Nel complesso mi da l’impressione di una ragazza a suo agio con se stessa, giovane e concreta; con un’eleganza spontanea, che non ha bisogno di essere esibita.
Anche lei è come Gaia: ha due tette gigantesche.
Però devo tenere gli occhi su, per non sembrare un maniaco.
Voglio farle un’ottima impressione.

E così mi ingegno:” Te lo offro io. Non ho monete con me, le ho date tutte al bar, stamattina.”
E’ una balla, ma voglio offrirle il caffè.
Lei mi risponde:” Sei veramente gentile. Però la prossima volta, te lo offro io.”
Imparate da me.
Ottima tattica, per guadagnare subito punti.
Le preparo il caffè:” Come ti chiami?”
La ragazza si presenta:” Mi chiamo Serena. Non mi hai mai vista, perché frequento un’altra università. Sono passata per salutare una persona, essendo in zona. Ma temo di aver sbagliato orario.”
Ricambio la presentazione:” Io mi chiamo Francesco, e frequento questa università. Sono uscito un attimo dall’aula, per un caffè. “
Serena si scusa:” Mi dispiace, ti sto facendo perdere tempo.”
Mi affretto a rassicurarla:” Non ti preoccupare, mi ha fatto piacere conoscerti.”
La solita tattica vincente.
Mai correre.
Non chiedere nulla.
Aspettare che parli lei.
Serena replica:” Comunque sono in debito di un caffè, e non mi piace avere debiti. Se ti va, una volta, posso contraccambiare.”
Le rispondo:” Certo, se ci incontreremo in giro, volentieri.”
La sua proposta mi fa capire, che la mia tattica sta funzionando:” Se mi lasci il tuo numero; una volta che sono libera, ti scrivo.”
Uso la solita tattica:” Non e’ necessario. E’ il pensiero che conta.”
Lei mi guarda:” Pero’, che ragazzo tutto d’un pezzo. Apprezzo molto le tue parole. E stai certo di una cosa: ci rivedremo. A costo di aspettarti alla macchinetta, tutti i giorni.”
Le sorrido.
E’ fatta.
Mi sono dimostrato un vincente.
E' ai miei piedi.
Mi cercherà e, a quel punto, cadrà nella mia ragnatela.
Ve l’avevo detto, che ci so fare con le ragazze.
Ora posso dedicarmi, con meno ansia, a Gaia.
Se non va bene con lei, Serena è un’ottima sostituta.

Torno in aula.
La lezione è già iniziata.
Mi siedo.
Valentina mi parla nel orecchio:”Ti sei calmato?”
La tranquillizzo:” Certo.”
Mi chiede:” Dove sei andato?”
Le dico la verità, sottacendo della piacevole conoscenza:” a prendere un caffè”
Lei mi risponde:” Se ce l’avessi detto, saremmo venute anche io e Gaia.”
Decido di darle un piccolo contentino:” Scusa, non ci ho pensato.”
Sono proprio due puttane.
Non mi hanno cagato di striscio, durante l’intervallo; è addirittura intervenuto il fenomeno, e ora fanno le offese.
Mi credono un coglione.
Ma io non lo sono.
Gaia non sarebbe mai venuta a prendere un caffè.
O, se fosse venuta, sarebbe venuta, con il suo bel Corrado.
Quel coglioncello si prenda pure Gaia.
Non sa cosa gli aspetta.
Lei sembra tanto brava e carina, ma è una stronza di prima categoria.

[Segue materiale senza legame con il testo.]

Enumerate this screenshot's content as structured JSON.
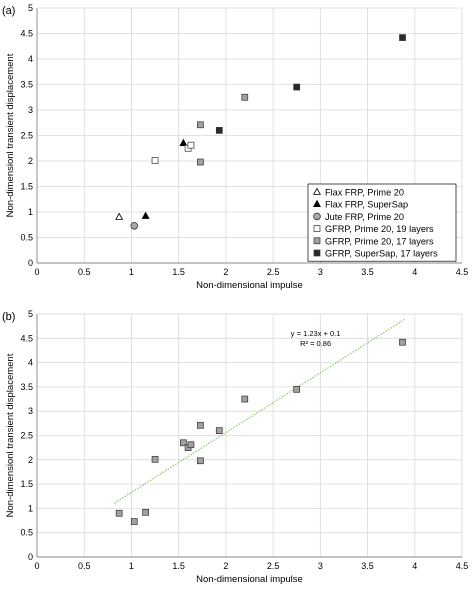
{
  "panels": [
    {
      "tag": "(a)",
      "type": "scatter",
      "xlabel": "Non-dimensional impulse",
      "ylabel": "Non-dimensionl transient displacement",
      "xlim": [
        0,
        4.5
      ],
      "ylim": [
        0,
        5
      ],
      "xticks": [
        "0",
        "0.5",
        "1",
        "1.5",
        "2",
        "2.5",
        "3",
        "3.5",
        "4",
        "4.5"
      ],
      "yticks": [
        "0",
        "0.5",
        "1",
        "1.5",
        "2",
        "2.5",
        "3",
        "3.5",
        "4",
        "4.5",
        "5"
      ],
      "grid": true,
      "legend_position": "bottom-right",
      "series": [
        {
          "name": "Flax FRP, Prime 20",
          "marker": "triangle-open",
          "color": "#ffffff",
          "x": [
            0.87
          ],
          "y": [
            0.9
          ]
        },
        {
          "name": "Flax FRP, SuperSap",
          "marker": "triangle-filled",
          "color": "#000000",
          "x": [
            1.15,
            1.55
          ],
          "y": [
            0.92,
            2.35
          ]
        },
        {
          "name": "Jute FRP, Prime 20",
          "marker": "circle",
          "color": "#a9a9a9",
          "x": [
            1.03
          ],
          "y": [
            0.73
          ]
        },
        {
          "name": "GFRP, Prime 20, 19 layers",
          "marker": "square-open",
          "color": "#ffffff",
          "x": [
            1.25,
            1.6,
            1.63
          ],
          "y": [
            2.01,
            2.25,
            2.31
          ]
        },
        {
          "name": "GFRP, Prime 20, 17 layers",
          "marker": "square-gray",
          "color": "#a0a0a0",
          "x": [
            1.73,
            1.73,
            2.2
          ],
          "y": [
            2.71,
            1.98,
            3.25
          ]
        },
        {
          "name": "GFRP, SuperSap, 17 layers",
          "marker": "square-filled",
          "color": "#2a2a2a",
          "x": [
            1.93,
            2.75,
            3.87
          ],
          "y": [
            2.6,
            3.45,
            4.42
          ]
        }
      ]
    },
    {
      "tag": "(b)",
      "type": "scatter",
      "xlabel": "Non-dimensional impulse",
      "ylabel": "Non-dimensionl transient displacement",
      "xlim": [
        0,
        4.5
      ],
      "ylim": [
        0,
        5
      ],
      "xticks": [
        "0",
        "0.5",
        "1",
        "1.5",
        "2",
        "2.5",
        "3",
        "3.5",
        "4",
        "4.5"
      ],
      "yticks": [
        "0",
        "0.5",
        "1",
        "1.5",
        "2",
        "2.5",
        "3",
        "3.5",
        "4",
        "4.5",
        "5"
      ],
      "grid": true,
      "series": [
        {
          "marker": "square-gray",
          "color": "#a0a0a0",
          "x": [
            0.87,
            1.03,
            1.15,
            1.25,
            1.55,
            1.6,
            1.63,
            1.73,
            1.73,
            1.93,
            2.2,
            2.75,
            3.87
          ],
          "y": [
            0.9,
            0.73,
            0.92,
            2.01,
            2.35,
            2.25,
            2.31,
            2.71,
            1.98,
            2.6,
            3.25,
            3.45,
            4.42
          ]
        }
      ],
      "trendline": {
        "slope": 1.23,
        "intercept": 0.1,
        "x_range": [
          0.82,
          3.9
        ],
        "color": "#7fbf5f",
        "equation": "y = 1.23x + 0.1",
        "r2": "R² = 0.86"
      }
    }
  ]
}
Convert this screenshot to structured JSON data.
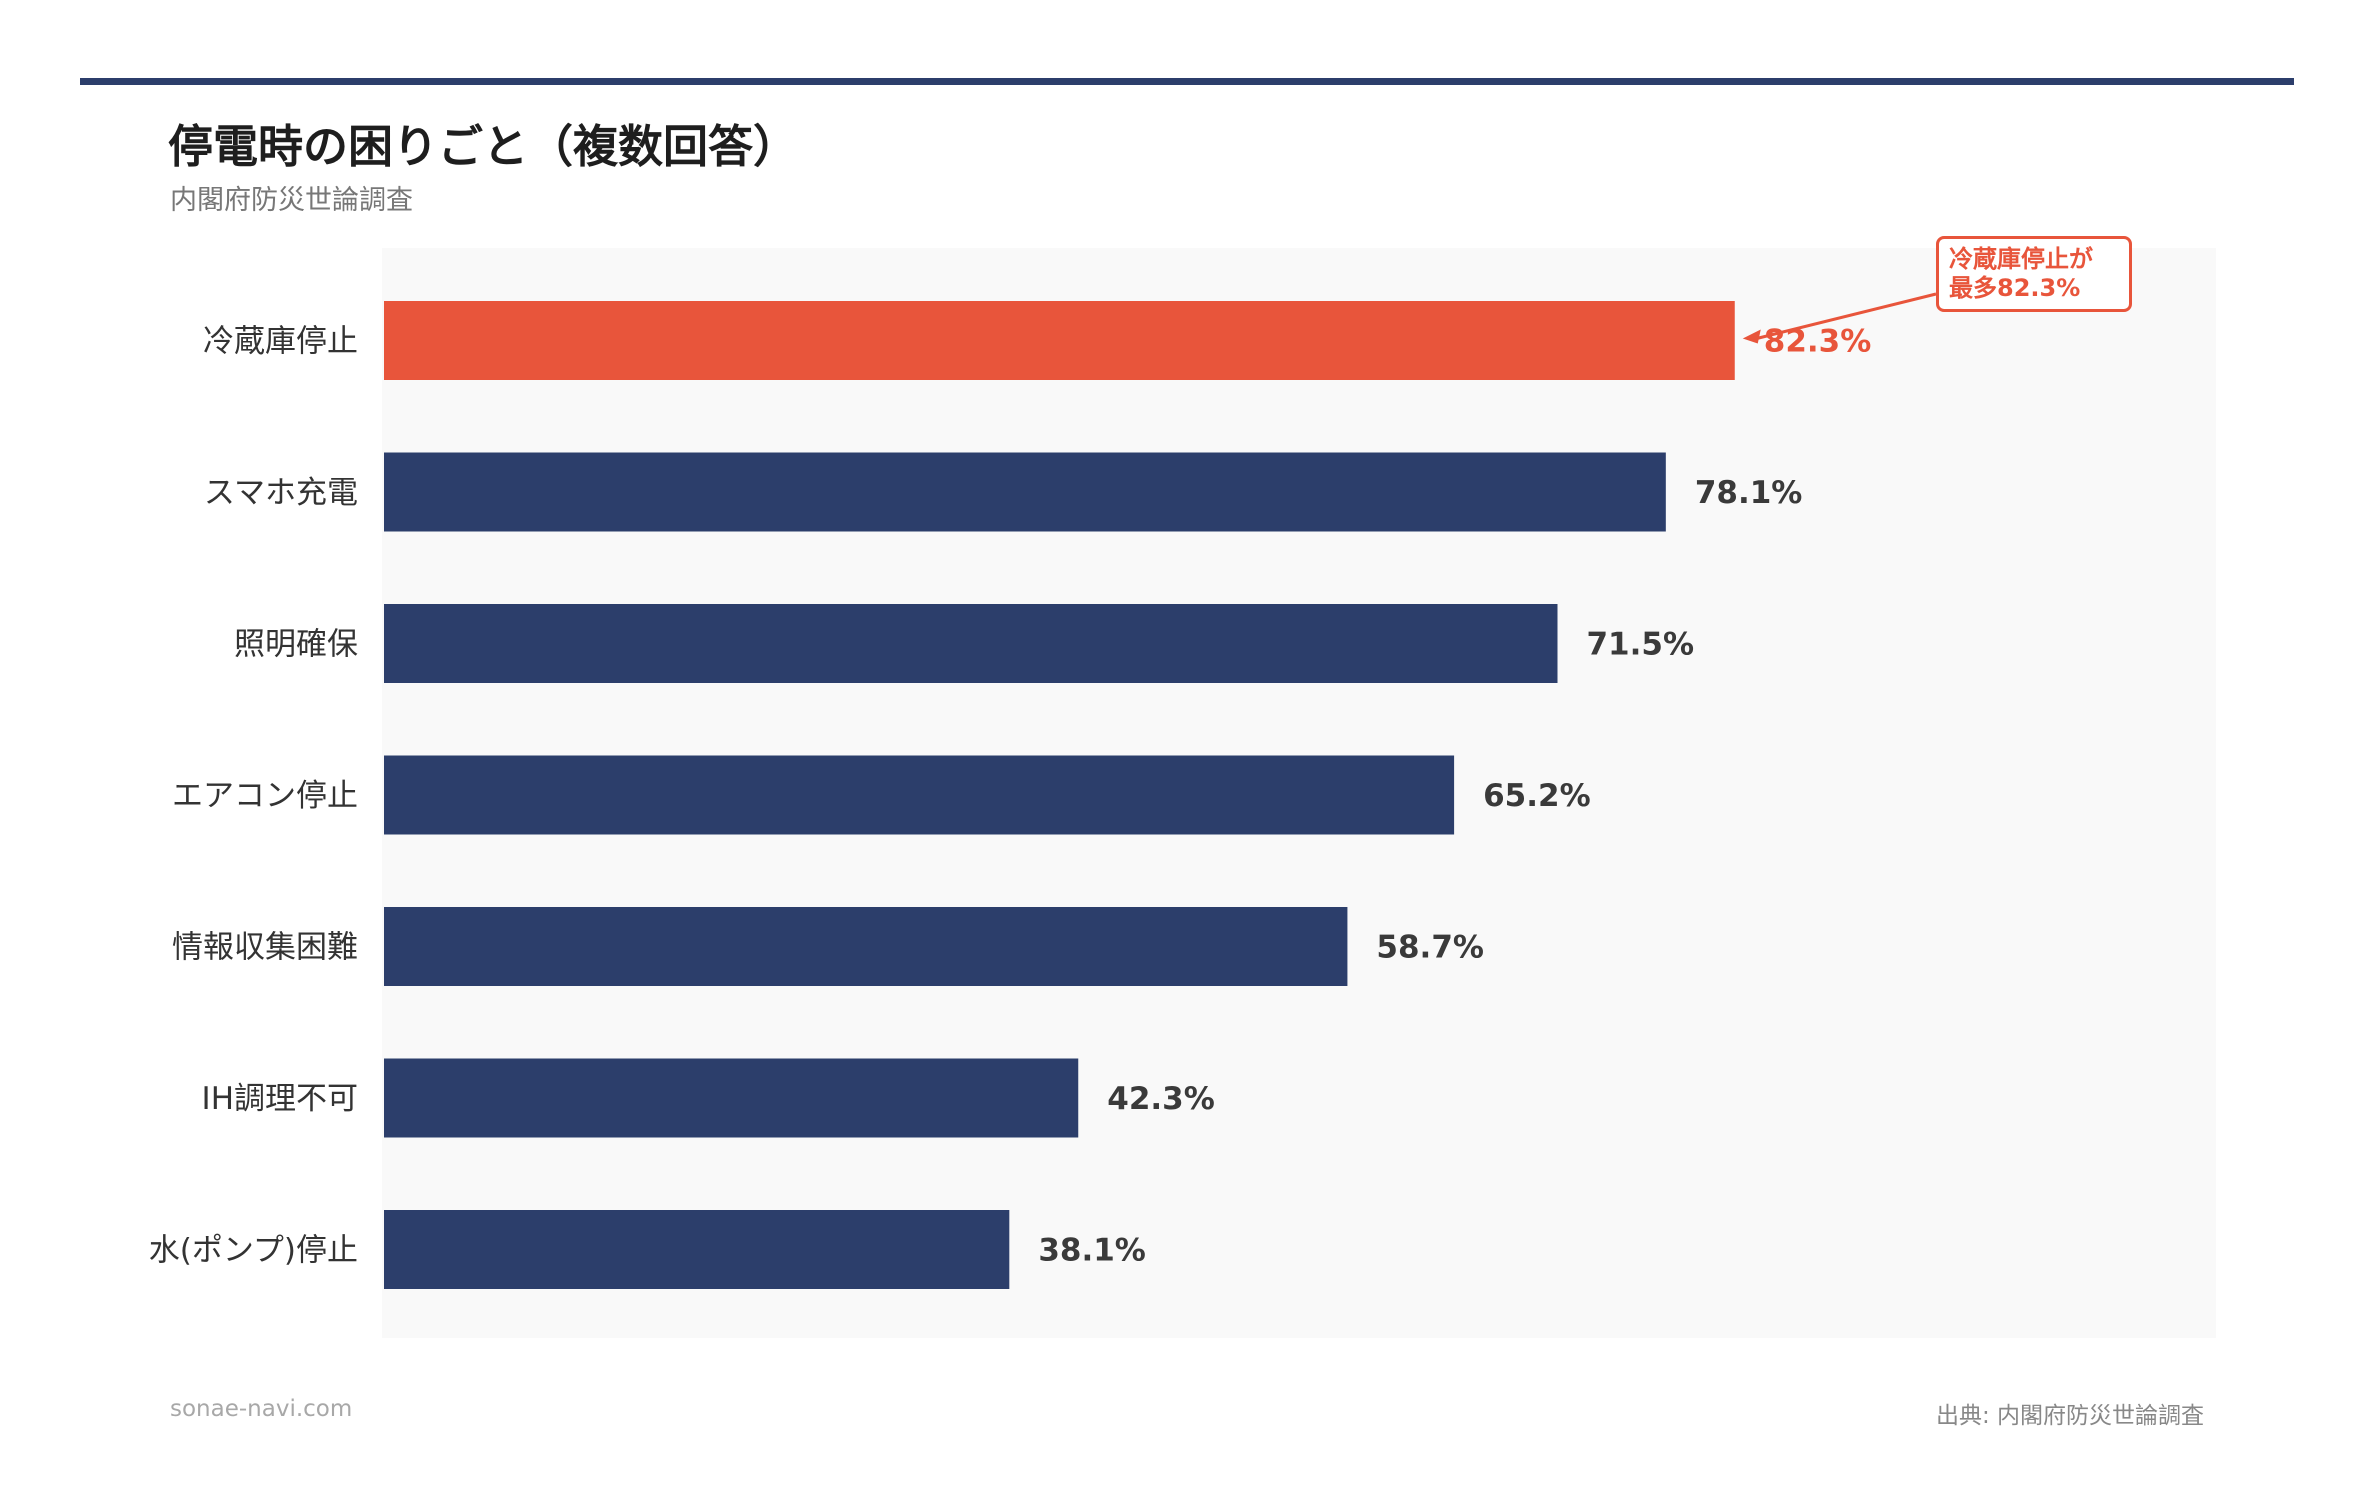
{
  "header": {
    "title": "停電時の困りごと（複数回答）",
    "subtitle": "内閣府防災世論調査"
  },
  "chart_data": {
    "type": "bar",
    "orientation": "horizontal",
    "categories": [
      "冷蔵庫停止",
      "スマホ充電",
      "照明確保",
      "エアコン停止",
      "情報収集困難",
      "IH調理不可",
      "水(ポンプ)停止"
    ],
    "values": [
      82.3,
      78.1,
      71.5,
      65.2,
      58.7,
      42.3,
      38.1
    ],
    "value_labels": [
      "82.3%",
      "78.1%",
      "71.5%",
      "65.2%",
      "58.7%",
      "42.3%",
      "38.1%"
    ],
    "unit": "%",
    "xlim": [
      0,
      111.5
    ],
    "grid": false,
    "highlight_index": 0,
    "colors": {
      "default": "#2c3e6b",
      "highlight": "#e8553b",
      "plot_background": "#f9f9f9"
    },
    "annotation": {
      "lines": [
        "冷蔵庫停止が",
        "最多82.3%"
      ],
      "target_index": 0
    }
  },
  "footer": {
    "site": "sonae-navi.com",
    "source": "出典: 内閣府防災世論調査"
  }
}
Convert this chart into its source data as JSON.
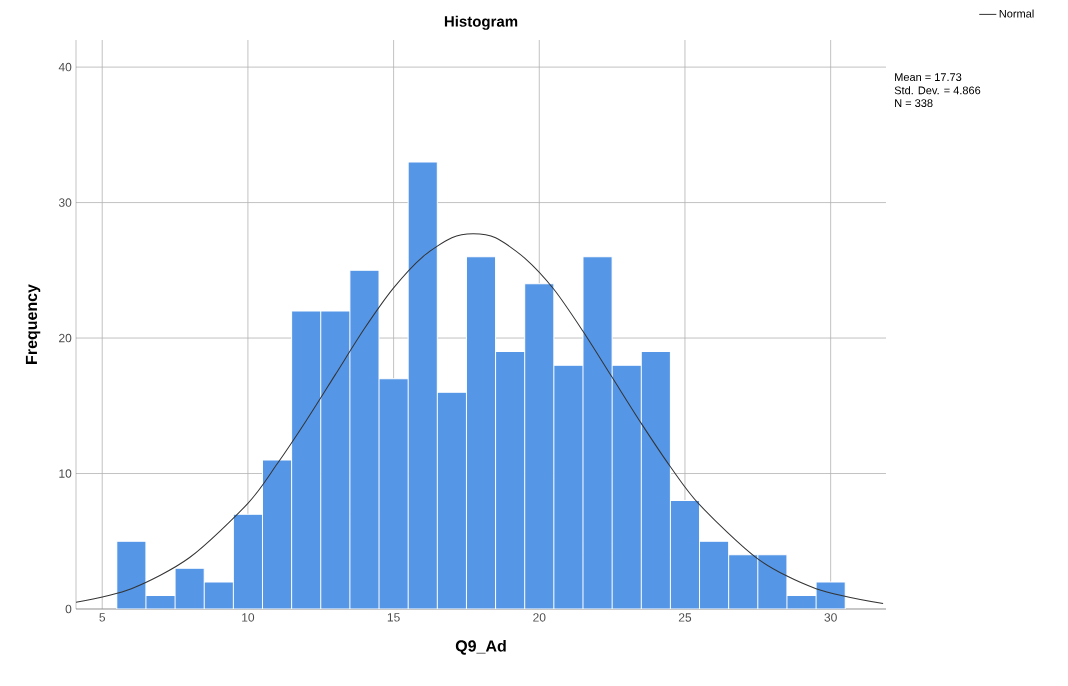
{
  "chart_data": {
    "type": "histogram",
    "title": "Histogram",
    "xlabel": "Q9_Ad",
    "ylabel": "Frequency",
    "bins": [
      5.5,
      6.5,
      7.5,
      8.5,
      9.5,
      10.5,
      11.5,
      12.5,
      13.5,
      14.5,
      15.5,
      16.5,
      17.5,
      18.5,
      19.5,
      20.5,
      21.5,
      22.5,
      23.5,
      24.5,
      25.5,
      26.5,
      27.5,
      28.5,
      29.5,
      30.5
    ],
    "values": [
      5,
      1,
      3,
      2,
      7,
      11,
      22,
      22,
      25,
      17,
      33,
      16,
      26,
      19,
      24,
      18,
      26,
      18,
      19,
      8,
      5,
      4,
      4,
      1,
      2
    ],
    "color": "#5596e6",
    "series": [
      {
        "name": "Normal",
        "type": "line",
        "color": "#333333",
        "x": [
          4.1,
          6,
          8,
          10,
          11,
          12,
          13,
          14,
          15,
          16,
          17,
          17.73,
          18.5,
          19.5,
          20.5,
          21.5,
          22.5,
          23.5,
          24.5,
          25.5,
          27.5,
          29.5,
          31.8
        ],
        "values": [
          0.5,
          1.5,
          3.8,
          7.8,
          10.7,
          13.9,
          17.3,
          20.7,
          23.7,
          26.0,
          27.4,
          27.7,
          27.4,
          25.9,
          23.6,
          20.5,
          17.1,
          13.7,
          10.5,
          7.7,
          3.7,
          1.5,
          0.4
        ]
      }
    ],
    "xlim": [
      4.1,
      31.9
    ],
    "ylim": [
      0,
      42
    ],
    "xticks": [
      5,
      10,
      15,
      20,
      25,
      30
    ],
    "yticks": [
      0,
      10,
      20,
      30,
      40
    ],
    "grid": true,
    "legend": "top right",
    "annotations": [
      "Mean = 17.73",
      "Std. Dev. = 4.866",
      "N = 338"
    ]
  }
}
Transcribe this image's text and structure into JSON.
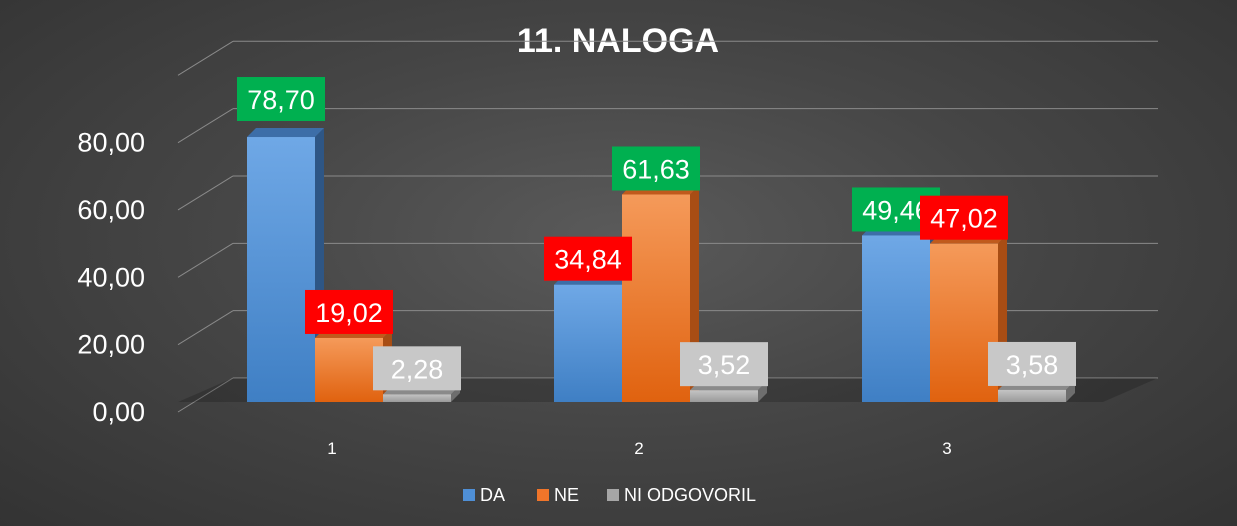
{
  "chart_data": {
    "type": "bar",
    "title": "11. NALOGA",
    "categories": [
      "1",
      "2",
      "3"
    ],
    "series": [
      {
        "name": "DA",
        "values": [
          78.7,
          34.84,
          49.46
        ],
        "color": "#4f8fd6",
        "label_bg": [
          "#00b050",
          "#ff0000",
          "#00b050"
        ],
        "labels": [
          "78,70",
          "34,84",
          "49,46"
        ]
      },
      {
        "name": "NE",
        "values": [
          19.02,
          61.63,
          47.02
        ],
        "color": "#f0752a",
        "label_bg": [
          "#ff0000",
          "#00b050",
          "#ff0000"
        ],
        "labels": [
          "19,02",
          "61,63",
          "47,02"
        ]
      },
      {
        "name": "NI ODGOVORIL",
        "values": [
          2.28,
          3.52,
          3.58
        ],
        "color": "#a6a6a6",
        "label_bg": [
          "#c8c8c8",
          "#c8c8c8",
          "#c8c8c8"
        ],
        "labels": [
          "2,28",
          "3,52",
          "3,58"
        ]
      }
    ],
    "yticks": [
      "0,00",
      "20,00",
      "40,00",
      "60,00",
      "80,00"
    ],
    "ylim": [
      0,
      100
    ],
    "grid": true,
    "legend_position": "bottom",
    "style": "3d-clustered-column"
  }
}
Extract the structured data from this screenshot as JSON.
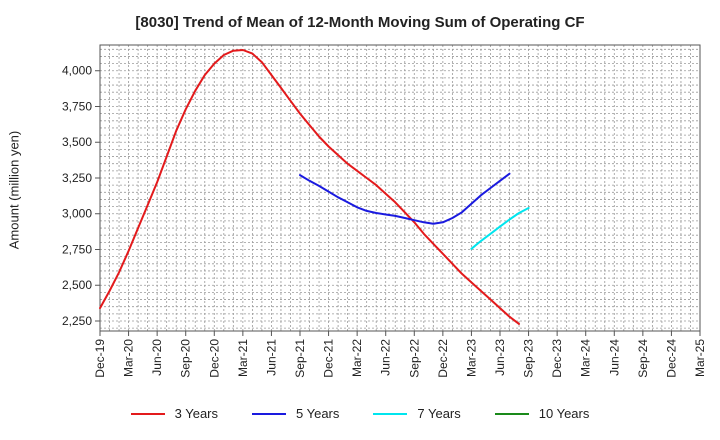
{
  "chart_data": {
    "type": "line",
    "title": "[8030]  Trend of Mean of 12-Month Moving Sum of Operating CF",
    "xlabel": "",
    "ylabel": "Amount (million yen)",
    "ylim": [
      2180,
      4180
    ],
    "yticks": [
      2250,
      2500,
      2750,
      3000,
      3250,
      3500,
      3750,
      4000
    ],
    "ytick_labels": [
      "2,250",
      "2,500",
      "2,750",
      "3,000",
      "3,250",
      "3,500",
      "3,750",
      "4,000"
    ],
    "x_start": "Dec-19",
    "x_end": "Mar-25",
    "xtick_labels": [
      "Dec-19",
      "Mar-20",
      "Jun-20",
      "Sep-20",
      "Dec-20",
      "Mar-21",
      "Jun-21",
      "Sep-21",
      "Dec-21",
      "Mar-22",
      "Jun-22",
      "Sep-22",
      "Dec-22",
      "Mar-23",
      "Jun-23",
      "Sep-23",
      "Dec-23",
      "Mar-24",
      "Jun-24",
      "Sep-24",
      "Dec-24",
      "Mar-25"
    ],
    "grid": true,
    "legend_position": "bottom",
    "series": [
      {
        "name": "3 Years",
        "color": "#e31a1c",
        "x": [
          0,
          1,
          2,
          3,
          4,
          5,
          6,
          7,
          8,
          9,
          10,
          11,
          12,
          13,
          14,
          15,
          16,
          17,
          18,
          19,
          20,
          21,
          22,
          23,
          24,
          25,
          26,
          27,
          28,
          29,
          30,
          31,
          32,
          33,
          34,
          35,
          36,
          37,
          38,
          39,
          40,
          41,
          42,
          43,
          44,
          45,
          46,
          47,
          48,
          49,
          50,
          51
        ],
        "y": [
          2340,
          2460,
          2590,
          2740,
          2900,
          3060,
          3220,
          3400,
          3580,
          3730,
          3860,
          3970,
          4050,
          4110,
          4140,
          4145,
          4120,
          4060,
          3970,
          3880,
          3790,
          3700,
          3620,
          3540,
          3470,
          3410,
          3350,
          3300,
          3250,
          3200,
          3140,
          3080,
          3010,
          2940,
          2860,
          2790,
          2720,
          2650,
          2580,
          2520,
          2460,
          2400,
          2340,
          2280,
          2230,
          null,
          null,
          null,
          null,
          null,
          null,
          null
        ]
      },
      {
        "name": "5 Years",
        "color": "#1a1adf",
        "x": [
          21,
          22,
          23,
          24,
          25,
          26,
          27,
          28,
          29,
          30,
          31,
          32,
          33,
          34,
          35,
          36,
          37,
          38,
          39,
          40,
          41,
          42,
          43,
          44,
          45
        ],
        "y": [
          3270,
          3230,
          3195,
          3155,
          3115,
          3080,
          3045,
          3020,
          3005,
          2995,
          2985,
          2970,
          2955,
          2940,
          2930,
          2940,
          2970,
          3010,
          3070,
          3130,
          3180,
          3230,
          3280,
          null,
          null
        ]
      },
      {
        "name": "7 Years",
        "color": "#00e5ee",
        "x": [
          39,
          40,
          41,
          42,
          43,
          44,
          45
        ],
        "y": [
          2755,
          2810,
          2860,
          2910,
          2960,
          3005,
          3040
        ]
      },
      {
        "name": "10 Years",
        "color": "#1a8a1a",
        "x": [],
        "y": []
      }
    ]
  }
}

Finita la lezione, Corrado si rivolge a Gaia:” Hai capito tutto, o ti devo dare lezioni private?”
Gaia sorride:” Sai che non lo so?”
Il ragazzo la ferma:” Allora ti devo interrogare. Pronta per la prima domanda?”
Lei si rifugia in:” Non è giusto.”,abbozzando un’altra risata.
Non riesco a resistere, e così dico a Valentina:” Vi aspetto fuori.”
Valentina mi prende per un braccio:” Scusami; sei con noi, e ti allontani da solo? Siamo venuti tutti insieme e andiamo via tutti assieme.”
Tolgo la sua mano dal mio braccio:” Preferisco aspettare fuori.”
Valentina obietta:” Questa è la riconoscenza, per farti uscire con Gaia?”
Gaia si accorge della discussione:” cosa succede?”
Valentina le dice:” Francesco vuole uscire dall'aula da solo, ed aspettarci fuori.”
Gaia mi guarda:” e come mai?”
No, ma sono serie?
Non è possibile.
Mi stanno prendendo ancora per il culo.
Gaia continua:” Francesco; l’ incidente di prima è chiuso, vero?”
La rassicuro:” certo.”

Corrado interviene:” Dai, batti un cinque.”
Quello continua a fare il pagliaccio.
Purtroppo devo mettermi al suo livello, o uscirò sempre sconfitto.
E così batto un cinque.
Corrado aggiunge:” Però ridi un pò, dai.Bisogna sempre ridere nella vita. Se ridi, le ragazze si avvicinano, come le api con il miele. Se ti comporti da vecchio, scappano. Avresti dovuto rispondere una cosa del tipo: me la sono già scopata, passo alla prossima. Sedotta e abbandonata. Così avresti fatto il simpatico.”
Gaia e Valentina scoppiano a ridere.
Non riesco a ridere, perchè mi sta nuovamente prendendo per il culo.
Ed anche le ragazze lo sanno.
Così rispondo:” Non sono uno così bravo con le battute.”
Corrado obietta:” Ma se non fai le battute giuste, non scopi. Io faccio le battute giuste, e scopo.”
Nuovamente Gaia e Valentina tornano a ridere.
Mi viene solamente da rispondere:” Fortunato te.”
Non è contento, e così decide di esagerare:” Lo so. Scopare non è da tutti. Ma non ti preoccupare, non sei un cesso. Arriverà anche il tuo momento.”
Ironizzo:”Grazie. Mi rincuora la cosa, dopo che mi hai detto così.”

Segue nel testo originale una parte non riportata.